An automatic interpretable deep learning pipeline for accurate Parkinson's disease diagnosis using quantitative susceptibility mapping and T1-weighted images.

Parkinson's disease (PD) diagnosis based on magnetic resonance imaging (MRI) is still challenging clinically. Quantitative susceptibility maps (QSM) can potentially provide underlying pathophysiological information by detecting the iron distribution in deep gray matter (DGM) nuclei. We hypothesized that deep learning (DL) could be used to automatically segment all DGM nuclei and use relevant features for a better differentiation between PD and healthy controls (HC). In this study, we proposed a DL-based pipeline for automatic PD diagnosis based on QSM and T1-weighted (T1W) images.
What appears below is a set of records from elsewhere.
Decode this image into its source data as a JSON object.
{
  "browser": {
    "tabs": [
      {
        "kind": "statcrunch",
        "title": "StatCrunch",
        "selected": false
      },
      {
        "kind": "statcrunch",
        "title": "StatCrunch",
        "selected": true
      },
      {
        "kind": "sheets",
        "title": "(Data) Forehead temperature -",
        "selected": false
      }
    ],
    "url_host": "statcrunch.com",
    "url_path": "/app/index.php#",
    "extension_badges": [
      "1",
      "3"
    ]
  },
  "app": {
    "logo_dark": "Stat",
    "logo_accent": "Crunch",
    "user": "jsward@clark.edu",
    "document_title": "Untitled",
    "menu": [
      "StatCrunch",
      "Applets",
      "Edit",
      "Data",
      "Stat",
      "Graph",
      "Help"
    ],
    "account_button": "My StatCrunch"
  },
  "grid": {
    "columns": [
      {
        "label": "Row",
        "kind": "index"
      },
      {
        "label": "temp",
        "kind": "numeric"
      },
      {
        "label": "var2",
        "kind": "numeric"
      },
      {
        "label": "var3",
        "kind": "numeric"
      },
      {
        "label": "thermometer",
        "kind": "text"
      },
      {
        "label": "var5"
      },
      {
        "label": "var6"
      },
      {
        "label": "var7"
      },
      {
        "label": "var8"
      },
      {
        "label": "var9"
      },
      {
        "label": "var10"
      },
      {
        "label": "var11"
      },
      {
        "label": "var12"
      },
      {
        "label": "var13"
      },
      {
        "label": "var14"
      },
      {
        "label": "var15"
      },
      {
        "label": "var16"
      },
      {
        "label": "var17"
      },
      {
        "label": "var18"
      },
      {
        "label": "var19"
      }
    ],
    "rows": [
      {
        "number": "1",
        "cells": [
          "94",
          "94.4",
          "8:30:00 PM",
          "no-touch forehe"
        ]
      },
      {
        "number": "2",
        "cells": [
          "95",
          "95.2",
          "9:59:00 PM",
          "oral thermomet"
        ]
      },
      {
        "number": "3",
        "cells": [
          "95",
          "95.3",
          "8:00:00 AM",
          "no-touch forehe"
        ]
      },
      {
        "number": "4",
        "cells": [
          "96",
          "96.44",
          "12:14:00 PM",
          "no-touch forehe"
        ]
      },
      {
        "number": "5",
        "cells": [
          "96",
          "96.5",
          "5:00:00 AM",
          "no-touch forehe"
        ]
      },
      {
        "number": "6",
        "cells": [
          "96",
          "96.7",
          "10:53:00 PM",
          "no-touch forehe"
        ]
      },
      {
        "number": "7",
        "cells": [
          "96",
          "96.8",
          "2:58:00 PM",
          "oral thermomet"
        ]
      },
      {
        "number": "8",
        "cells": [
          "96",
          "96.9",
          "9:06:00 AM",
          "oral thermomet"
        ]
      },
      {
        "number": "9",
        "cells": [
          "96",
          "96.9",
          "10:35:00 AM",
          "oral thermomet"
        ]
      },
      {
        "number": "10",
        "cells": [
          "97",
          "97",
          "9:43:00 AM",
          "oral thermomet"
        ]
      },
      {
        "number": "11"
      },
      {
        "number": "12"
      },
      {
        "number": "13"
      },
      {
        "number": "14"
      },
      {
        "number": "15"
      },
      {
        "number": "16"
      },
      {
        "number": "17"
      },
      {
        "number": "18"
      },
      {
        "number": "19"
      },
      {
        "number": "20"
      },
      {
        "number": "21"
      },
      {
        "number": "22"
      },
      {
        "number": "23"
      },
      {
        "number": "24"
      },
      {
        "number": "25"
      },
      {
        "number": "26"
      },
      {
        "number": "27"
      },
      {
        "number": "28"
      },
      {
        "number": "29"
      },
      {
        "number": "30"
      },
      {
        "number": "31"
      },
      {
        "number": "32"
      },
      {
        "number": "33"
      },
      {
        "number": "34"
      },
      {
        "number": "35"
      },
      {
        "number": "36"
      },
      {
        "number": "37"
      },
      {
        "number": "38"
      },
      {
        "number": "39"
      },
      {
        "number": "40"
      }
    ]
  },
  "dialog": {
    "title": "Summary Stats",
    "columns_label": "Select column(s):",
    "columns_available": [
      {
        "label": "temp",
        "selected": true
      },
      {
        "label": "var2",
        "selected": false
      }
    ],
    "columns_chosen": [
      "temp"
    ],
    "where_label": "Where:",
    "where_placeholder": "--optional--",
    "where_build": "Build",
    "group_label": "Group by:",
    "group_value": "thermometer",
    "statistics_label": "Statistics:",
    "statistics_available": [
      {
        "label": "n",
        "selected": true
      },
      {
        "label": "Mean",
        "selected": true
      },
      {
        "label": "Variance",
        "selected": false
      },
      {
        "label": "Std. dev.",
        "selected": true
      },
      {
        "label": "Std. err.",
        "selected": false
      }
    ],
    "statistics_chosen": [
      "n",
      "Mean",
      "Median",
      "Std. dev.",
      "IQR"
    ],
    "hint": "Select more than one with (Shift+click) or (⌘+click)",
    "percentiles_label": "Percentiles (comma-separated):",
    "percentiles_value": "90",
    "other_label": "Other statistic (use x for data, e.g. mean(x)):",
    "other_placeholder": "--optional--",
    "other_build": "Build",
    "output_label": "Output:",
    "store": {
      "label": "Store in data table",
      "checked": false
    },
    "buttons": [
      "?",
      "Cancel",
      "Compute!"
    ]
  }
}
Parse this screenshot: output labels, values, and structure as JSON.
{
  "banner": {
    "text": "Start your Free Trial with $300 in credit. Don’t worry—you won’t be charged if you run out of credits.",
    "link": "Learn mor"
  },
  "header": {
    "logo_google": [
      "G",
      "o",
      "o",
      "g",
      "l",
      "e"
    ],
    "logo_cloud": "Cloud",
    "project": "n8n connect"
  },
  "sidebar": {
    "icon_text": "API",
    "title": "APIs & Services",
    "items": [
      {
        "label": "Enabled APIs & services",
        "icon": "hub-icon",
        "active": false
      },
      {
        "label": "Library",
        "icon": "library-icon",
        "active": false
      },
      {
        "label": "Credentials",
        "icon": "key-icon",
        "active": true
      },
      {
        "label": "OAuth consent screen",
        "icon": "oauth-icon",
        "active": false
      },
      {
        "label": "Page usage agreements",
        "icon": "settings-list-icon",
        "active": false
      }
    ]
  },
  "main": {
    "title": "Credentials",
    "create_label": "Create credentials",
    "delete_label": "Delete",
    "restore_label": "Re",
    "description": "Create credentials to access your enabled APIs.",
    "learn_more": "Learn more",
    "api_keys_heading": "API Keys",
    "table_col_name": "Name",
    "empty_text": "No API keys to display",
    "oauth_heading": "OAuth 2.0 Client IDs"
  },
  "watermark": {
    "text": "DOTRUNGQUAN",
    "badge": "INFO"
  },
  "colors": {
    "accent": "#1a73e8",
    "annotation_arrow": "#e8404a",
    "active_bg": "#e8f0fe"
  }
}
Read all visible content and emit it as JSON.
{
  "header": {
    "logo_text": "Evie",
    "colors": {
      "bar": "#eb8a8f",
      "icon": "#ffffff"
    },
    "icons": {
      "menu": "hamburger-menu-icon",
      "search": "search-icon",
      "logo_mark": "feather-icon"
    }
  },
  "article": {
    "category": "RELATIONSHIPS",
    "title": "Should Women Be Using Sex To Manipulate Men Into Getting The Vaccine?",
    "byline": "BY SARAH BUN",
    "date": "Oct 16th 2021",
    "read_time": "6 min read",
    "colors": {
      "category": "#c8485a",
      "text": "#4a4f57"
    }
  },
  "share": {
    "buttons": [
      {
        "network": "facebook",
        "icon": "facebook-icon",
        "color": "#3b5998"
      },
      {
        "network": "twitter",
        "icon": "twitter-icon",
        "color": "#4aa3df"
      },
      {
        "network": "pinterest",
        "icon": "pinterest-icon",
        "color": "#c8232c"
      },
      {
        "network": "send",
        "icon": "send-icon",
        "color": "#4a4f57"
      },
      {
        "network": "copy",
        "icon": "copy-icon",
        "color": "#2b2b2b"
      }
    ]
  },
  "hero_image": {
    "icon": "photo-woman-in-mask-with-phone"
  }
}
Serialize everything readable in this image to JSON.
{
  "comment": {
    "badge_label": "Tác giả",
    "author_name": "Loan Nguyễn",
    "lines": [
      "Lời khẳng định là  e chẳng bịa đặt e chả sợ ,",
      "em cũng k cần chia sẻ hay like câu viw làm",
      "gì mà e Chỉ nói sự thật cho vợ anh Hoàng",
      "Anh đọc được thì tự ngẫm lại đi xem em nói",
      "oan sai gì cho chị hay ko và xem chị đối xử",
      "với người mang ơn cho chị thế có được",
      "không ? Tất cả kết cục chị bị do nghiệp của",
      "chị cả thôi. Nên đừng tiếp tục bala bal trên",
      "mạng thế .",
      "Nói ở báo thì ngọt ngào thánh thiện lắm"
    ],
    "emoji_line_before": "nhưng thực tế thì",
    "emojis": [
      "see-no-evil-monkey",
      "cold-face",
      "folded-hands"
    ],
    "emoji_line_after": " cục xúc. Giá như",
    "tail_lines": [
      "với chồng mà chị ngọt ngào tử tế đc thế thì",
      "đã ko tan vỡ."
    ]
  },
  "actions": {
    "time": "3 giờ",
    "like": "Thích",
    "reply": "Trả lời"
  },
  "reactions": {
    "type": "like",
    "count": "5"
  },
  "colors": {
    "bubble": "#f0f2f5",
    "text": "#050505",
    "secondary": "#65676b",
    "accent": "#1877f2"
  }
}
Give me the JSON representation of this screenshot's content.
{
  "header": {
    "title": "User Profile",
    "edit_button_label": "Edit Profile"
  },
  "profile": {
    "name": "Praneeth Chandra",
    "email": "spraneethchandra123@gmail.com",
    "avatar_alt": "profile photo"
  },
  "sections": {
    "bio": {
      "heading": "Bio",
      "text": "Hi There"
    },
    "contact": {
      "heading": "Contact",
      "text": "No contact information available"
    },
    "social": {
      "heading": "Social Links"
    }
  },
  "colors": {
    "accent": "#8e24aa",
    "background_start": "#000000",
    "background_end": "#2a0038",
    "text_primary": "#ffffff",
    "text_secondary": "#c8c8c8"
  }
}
This consists of (1) a convolutional neural network model integrated with multiple attention mechanisms which simultaneously segments caudate nucleus, globus pallidus, putamen, red nucleus, and substantia nigra from QSM and T1W images, and (2) an SE-ResNeXt50 model with an anatomical attention mechanism, which uses QSM data and the segmented nuclei to distinguish PD from HC. The mean dice values for segmentation of the five DGM nuclei are all >0.83 in the internal testing cohort, suggesting that the model could segment brain nuclei accurately. The proposed PD diagnosis model achieved area under the the receiver operating characteristic curve (AUCs) of 0.901 and 0.845 on independent internal and external testing cohorts, respectively. Gradient-weighted class activation mapping (Grad-CAM) heatmaps were used to identify contributing nuclei for PD diagnosis on patient level. In conclusion, the proposed approach can potentially be used as an automatic, explainable pipeline for PD diagnosis in a clinical setting.